3. Jika selembar saham dimiliki seseorang sampai meninggal sama sekali tidak ada pajak
keuntungan modal yang terutang, ahli waris yang menerima saham itu dapat
menggunakan nilai saham pada hari kematian sebagai dasar biaya mereka, dengan
demikian mereka terhindar dari pajak keuntungan modal.
Karena adanya keuntungan keuntungan pajak ini, para investor mungkin lebih suka perusahaan
menahan sebagian besar laba perusahaan. Jika demikian maka para investor akan mau
membayar lebih tinggi untuk perusahaan yang pembagian dividennya rendah daripada
perusahaan sejenis yang pembagian dividennya tinggi.
Selain itu, dengan menjual saham untuk merealisir keuntungan modal, pemodal membayar
biaya transaksi tertentu dan (seharusnya) membayar pajak. Tetapi dengan menerima dividen
(tidak perlu membayar biaya transaksi), pemodal justru hanya membayar pajak. Hal ini dapat
menyebabkan pajak atas keuntungan modallebih kecil dari dividen (Husnan dan Pudjiastuti,
2004).
Terdapat dua sumber pendanaan eksternal yaitu investor ekuitas (disebut juga pemilik
atau pemegang saham) dan kreditor (pemberi pinjaman). Investor ekuitas merupakan sumber
utama pendanaan. Investor menyediakan pendanaan dengan harapan untuk
mendapatkan pengembalian atas investasi mereka. Setelah mempertimbangkan pengembalian
yang diharapkan (expected return) dan resiko pengembalian adalah bagian investor ekuitas atas
laba perusahaan dalam bentuk distribusi laba atau reinvestasi laba. Distribusi laba adalah
pembayaran dividen kepada pemegang saham. Dividen dapat dibayar langsung dalam bentuk
tunai atau deviden saham, atau secara tidak langsung melalui pembelian kembali saham.
Pembayaran dividen mengacu pada proporsi laba yang didistribusikan, yang sering
dinyatakan dalam ratio atau presentase yaitu ratio, pembayaran dividen reinvestasi laba atau laba
ditahan mengacu pada penahanan laba dalam perusahaan untuk digunakan dalam bisinis
perusahaan: yang disebut pula pendanaan internal.

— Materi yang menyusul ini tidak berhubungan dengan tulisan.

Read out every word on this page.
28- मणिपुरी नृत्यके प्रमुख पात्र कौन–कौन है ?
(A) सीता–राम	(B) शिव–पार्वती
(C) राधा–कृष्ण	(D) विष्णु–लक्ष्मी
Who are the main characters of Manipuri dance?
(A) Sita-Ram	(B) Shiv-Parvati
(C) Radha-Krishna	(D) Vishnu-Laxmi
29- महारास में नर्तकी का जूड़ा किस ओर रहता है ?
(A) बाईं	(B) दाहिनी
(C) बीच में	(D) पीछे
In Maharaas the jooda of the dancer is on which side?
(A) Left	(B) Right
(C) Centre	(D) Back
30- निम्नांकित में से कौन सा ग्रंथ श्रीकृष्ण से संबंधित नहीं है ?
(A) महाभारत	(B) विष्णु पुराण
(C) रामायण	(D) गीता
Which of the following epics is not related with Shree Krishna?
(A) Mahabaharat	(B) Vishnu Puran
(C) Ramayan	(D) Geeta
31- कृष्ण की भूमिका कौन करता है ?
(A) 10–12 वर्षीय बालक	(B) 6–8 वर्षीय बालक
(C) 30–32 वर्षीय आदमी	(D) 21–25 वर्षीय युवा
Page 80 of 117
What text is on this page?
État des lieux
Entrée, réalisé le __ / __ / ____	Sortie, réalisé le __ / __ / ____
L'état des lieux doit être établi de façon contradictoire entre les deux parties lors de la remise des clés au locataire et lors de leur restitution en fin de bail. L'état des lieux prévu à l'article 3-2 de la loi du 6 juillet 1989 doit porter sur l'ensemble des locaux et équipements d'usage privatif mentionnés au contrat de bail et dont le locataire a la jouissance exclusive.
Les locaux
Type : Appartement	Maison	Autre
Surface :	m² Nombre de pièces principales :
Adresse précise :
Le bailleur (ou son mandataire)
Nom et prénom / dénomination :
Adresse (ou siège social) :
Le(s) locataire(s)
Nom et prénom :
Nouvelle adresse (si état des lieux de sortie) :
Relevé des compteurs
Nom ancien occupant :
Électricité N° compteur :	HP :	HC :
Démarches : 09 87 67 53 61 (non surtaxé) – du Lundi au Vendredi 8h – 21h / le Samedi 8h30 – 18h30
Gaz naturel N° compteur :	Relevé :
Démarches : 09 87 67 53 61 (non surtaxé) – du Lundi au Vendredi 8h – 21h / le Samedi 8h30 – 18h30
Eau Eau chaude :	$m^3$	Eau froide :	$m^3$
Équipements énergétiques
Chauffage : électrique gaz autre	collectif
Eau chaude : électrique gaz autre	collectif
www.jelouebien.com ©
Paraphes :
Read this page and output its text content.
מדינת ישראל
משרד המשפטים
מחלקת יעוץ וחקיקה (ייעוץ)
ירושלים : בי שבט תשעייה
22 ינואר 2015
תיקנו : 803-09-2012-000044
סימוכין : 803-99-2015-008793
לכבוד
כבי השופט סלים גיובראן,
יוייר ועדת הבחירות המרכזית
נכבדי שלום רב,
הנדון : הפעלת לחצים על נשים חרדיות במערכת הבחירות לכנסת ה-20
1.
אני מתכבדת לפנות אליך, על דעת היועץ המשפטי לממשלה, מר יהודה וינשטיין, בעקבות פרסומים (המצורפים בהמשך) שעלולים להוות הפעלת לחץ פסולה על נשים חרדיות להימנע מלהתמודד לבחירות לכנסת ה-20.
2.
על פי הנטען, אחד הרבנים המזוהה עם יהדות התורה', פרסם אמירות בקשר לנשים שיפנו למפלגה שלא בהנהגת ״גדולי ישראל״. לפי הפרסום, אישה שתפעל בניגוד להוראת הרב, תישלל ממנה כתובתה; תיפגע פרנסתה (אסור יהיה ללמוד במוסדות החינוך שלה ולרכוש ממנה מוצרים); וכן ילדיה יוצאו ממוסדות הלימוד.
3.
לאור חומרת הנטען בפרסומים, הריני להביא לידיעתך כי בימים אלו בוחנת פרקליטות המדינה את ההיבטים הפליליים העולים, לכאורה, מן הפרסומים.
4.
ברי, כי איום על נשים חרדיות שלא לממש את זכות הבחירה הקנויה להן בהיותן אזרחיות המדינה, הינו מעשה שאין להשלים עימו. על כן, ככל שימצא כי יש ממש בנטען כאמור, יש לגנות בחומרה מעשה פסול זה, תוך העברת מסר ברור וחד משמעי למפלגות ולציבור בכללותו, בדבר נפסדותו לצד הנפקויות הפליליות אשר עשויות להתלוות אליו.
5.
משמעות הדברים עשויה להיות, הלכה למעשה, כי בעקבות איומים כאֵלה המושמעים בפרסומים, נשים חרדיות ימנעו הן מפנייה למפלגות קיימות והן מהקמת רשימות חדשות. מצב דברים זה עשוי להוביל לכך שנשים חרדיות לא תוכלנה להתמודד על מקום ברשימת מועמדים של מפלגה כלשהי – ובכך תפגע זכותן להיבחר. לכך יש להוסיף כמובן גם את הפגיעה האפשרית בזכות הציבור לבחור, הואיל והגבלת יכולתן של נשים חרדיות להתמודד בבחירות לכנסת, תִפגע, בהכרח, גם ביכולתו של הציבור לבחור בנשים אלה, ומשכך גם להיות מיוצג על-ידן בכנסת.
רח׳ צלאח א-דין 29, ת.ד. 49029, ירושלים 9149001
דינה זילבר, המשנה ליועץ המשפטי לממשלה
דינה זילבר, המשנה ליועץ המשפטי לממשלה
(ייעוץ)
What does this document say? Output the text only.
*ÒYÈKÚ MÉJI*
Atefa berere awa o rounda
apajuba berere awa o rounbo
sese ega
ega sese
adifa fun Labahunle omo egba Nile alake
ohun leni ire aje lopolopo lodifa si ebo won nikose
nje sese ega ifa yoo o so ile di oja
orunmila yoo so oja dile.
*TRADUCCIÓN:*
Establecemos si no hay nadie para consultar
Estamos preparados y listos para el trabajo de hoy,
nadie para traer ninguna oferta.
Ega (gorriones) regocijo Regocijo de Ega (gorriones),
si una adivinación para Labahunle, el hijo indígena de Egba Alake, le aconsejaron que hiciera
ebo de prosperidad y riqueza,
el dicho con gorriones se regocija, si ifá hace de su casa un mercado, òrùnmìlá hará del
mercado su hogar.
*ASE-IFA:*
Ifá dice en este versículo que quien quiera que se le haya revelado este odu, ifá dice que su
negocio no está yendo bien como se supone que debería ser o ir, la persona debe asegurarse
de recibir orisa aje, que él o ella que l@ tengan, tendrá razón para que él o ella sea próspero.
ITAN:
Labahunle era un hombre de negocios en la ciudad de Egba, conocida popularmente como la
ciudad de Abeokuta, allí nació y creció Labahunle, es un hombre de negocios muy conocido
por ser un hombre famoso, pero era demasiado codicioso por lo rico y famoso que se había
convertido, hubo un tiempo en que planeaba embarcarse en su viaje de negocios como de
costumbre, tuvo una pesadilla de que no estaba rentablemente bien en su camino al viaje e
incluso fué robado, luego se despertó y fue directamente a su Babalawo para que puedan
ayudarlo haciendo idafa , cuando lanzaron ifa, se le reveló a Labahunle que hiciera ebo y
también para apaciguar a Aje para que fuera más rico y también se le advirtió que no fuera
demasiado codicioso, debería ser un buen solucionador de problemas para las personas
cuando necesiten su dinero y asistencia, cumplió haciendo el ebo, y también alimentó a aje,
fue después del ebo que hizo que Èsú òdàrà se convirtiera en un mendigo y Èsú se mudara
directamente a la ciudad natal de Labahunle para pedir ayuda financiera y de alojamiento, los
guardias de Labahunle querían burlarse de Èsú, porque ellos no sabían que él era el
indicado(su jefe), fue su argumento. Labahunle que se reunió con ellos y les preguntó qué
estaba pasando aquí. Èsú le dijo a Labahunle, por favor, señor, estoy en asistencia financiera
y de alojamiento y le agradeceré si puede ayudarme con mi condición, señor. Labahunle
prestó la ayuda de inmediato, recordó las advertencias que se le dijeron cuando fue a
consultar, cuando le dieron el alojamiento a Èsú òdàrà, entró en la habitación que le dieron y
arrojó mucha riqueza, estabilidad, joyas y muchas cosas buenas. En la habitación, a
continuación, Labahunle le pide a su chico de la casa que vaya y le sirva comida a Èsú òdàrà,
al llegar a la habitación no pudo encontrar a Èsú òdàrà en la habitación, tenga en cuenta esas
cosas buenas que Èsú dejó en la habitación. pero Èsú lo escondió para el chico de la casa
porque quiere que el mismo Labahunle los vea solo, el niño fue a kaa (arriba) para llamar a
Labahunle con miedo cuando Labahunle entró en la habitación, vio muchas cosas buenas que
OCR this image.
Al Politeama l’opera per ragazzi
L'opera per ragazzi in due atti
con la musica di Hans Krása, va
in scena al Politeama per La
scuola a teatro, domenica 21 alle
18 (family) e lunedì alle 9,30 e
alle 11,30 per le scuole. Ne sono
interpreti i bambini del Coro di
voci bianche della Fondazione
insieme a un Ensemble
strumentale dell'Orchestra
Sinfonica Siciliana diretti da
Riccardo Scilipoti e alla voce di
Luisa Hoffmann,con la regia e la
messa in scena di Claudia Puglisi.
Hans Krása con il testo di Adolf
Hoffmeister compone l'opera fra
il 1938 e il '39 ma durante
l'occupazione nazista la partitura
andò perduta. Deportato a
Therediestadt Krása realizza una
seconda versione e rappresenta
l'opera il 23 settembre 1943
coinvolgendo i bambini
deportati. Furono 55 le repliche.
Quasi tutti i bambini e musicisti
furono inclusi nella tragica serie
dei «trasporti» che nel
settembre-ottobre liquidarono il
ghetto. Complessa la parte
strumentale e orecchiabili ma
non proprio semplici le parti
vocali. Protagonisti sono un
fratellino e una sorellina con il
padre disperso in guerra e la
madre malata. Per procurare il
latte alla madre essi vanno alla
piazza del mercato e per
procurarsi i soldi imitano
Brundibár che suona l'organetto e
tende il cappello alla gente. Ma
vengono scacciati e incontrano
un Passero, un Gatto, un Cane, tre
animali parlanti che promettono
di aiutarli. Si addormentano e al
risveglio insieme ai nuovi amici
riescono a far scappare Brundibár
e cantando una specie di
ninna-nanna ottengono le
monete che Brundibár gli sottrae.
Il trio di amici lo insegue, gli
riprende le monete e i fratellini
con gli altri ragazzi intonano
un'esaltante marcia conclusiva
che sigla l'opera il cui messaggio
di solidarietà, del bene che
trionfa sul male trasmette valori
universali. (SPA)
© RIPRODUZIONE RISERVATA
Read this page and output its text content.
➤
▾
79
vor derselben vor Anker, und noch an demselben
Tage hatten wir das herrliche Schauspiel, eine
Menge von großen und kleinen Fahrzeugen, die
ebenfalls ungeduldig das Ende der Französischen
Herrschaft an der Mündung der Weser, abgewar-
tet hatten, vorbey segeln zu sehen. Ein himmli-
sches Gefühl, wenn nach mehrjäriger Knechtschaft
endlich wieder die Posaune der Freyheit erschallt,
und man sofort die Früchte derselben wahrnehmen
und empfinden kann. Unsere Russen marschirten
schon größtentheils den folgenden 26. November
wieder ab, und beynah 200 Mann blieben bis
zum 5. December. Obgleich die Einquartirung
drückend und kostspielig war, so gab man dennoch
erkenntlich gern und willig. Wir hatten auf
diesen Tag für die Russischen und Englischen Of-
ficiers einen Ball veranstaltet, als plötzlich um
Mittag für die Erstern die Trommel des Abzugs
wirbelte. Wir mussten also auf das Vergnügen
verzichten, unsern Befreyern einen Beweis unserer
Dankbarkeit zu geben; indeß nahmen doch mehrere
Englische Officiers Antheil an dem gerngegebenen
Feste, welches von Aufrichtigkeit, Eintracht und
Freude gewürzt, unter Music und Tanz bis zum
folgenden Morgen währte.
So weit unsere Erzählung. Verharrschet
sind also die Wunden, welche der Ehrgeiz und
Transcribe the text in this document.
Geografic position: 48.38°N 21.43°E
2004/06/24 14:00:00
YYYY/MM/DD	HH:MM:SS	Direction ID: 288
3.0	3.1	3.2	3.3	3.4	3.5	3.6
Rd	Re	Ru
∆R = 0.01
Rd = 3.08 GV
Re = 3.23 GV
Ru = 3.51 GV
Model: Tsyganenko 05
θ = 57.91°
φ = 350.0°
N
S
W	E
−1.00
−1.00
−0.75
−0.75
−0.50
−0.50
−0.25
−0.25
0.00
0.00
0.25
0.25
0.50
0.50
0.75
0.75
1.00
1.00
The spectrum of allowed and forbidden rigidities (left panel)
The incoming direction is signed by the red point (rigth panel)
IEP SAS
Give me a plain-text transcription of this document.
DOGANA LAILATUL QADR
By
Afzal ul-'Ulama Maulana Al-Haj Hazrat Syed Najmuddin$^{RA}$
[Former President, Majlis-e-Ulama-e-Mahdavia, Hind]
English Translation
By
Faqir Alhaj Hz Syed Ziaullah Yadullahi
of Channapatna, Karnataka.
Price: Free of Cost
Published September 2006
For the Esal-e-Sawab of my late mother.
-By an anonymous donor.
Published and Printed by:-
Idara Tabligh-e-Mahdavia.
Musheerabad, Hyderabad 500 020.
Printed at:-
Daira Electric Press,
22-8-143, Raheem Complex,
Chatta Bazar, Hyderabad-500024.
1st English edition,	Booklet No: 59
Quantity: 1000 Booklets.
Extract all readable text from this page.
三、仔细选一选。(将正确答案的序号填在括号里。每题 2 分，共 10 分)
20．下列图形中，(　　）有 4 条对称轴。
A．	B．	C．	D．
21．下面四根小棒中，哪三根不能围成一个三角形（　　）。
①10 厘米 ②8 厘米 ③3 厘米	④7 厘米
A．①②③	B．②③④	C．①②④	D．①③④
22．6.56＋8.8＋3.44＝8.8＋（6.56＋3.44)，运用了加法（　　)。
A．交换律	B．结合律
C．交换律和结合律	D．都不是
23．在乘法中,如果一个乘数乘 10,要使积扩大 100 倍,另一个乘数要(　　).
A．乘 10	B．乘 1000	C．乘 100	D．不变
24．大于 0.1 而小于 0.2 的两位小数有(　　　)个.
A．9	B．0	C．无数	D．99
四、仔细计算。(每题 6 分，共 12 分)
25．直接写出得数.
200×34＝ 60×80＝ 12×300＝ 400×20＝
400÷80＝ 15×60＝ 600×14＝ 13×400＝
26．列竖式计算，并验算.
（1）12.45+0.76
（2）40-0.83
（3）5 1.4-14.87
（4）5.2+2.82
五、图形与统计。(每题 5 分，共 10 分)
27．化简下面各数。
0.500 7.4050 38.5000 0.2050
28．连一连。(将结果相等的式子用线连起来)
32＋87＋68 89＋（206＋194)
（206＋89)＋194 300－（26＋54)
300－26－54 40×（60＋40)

Reinvestasi laba sering diukur dengan ratio
penahanan. Reinvestasi laba juga diukur dengan pertumbuhan ekuitas. Earning retention ratio.
(Sering diukur dengan rasio penahanan/rasio laba di tahan= 1- dividen payout rasio)
Investor memberikan pendanaan dengan harapan mendapatkan pengembalian atas investasi
mereka, setelah mempertimbangkan pengembalian yang di harapkan dan resiko.
Hybrid financial instruments dapat didefinisikan sebagai instrumen keuangan yang memiliki
karakteristik ekonomi yang tidak konsisten, baik secara parsial maupun secara keseluruhan
terhadap bentuk legalnya. Sementara itu, OECD mendifinisikan hybrid financial instrument
sebagai instrumen keuangan yang diklasifikasikan berbeda diantara negara-negara yang terlibat
dalam transaksi instrumen tersebut, misalnya sebagai pinjaman di satu negara dan sebagai modal
di negara lainnya. Contoh hybrid financial instruments yang sering ditemui antara lain: saham
preferen (preference shares), silent partnership, shareholder loan, participation bonds,
convertible bonds, warrant bonds, dan profit participation loans.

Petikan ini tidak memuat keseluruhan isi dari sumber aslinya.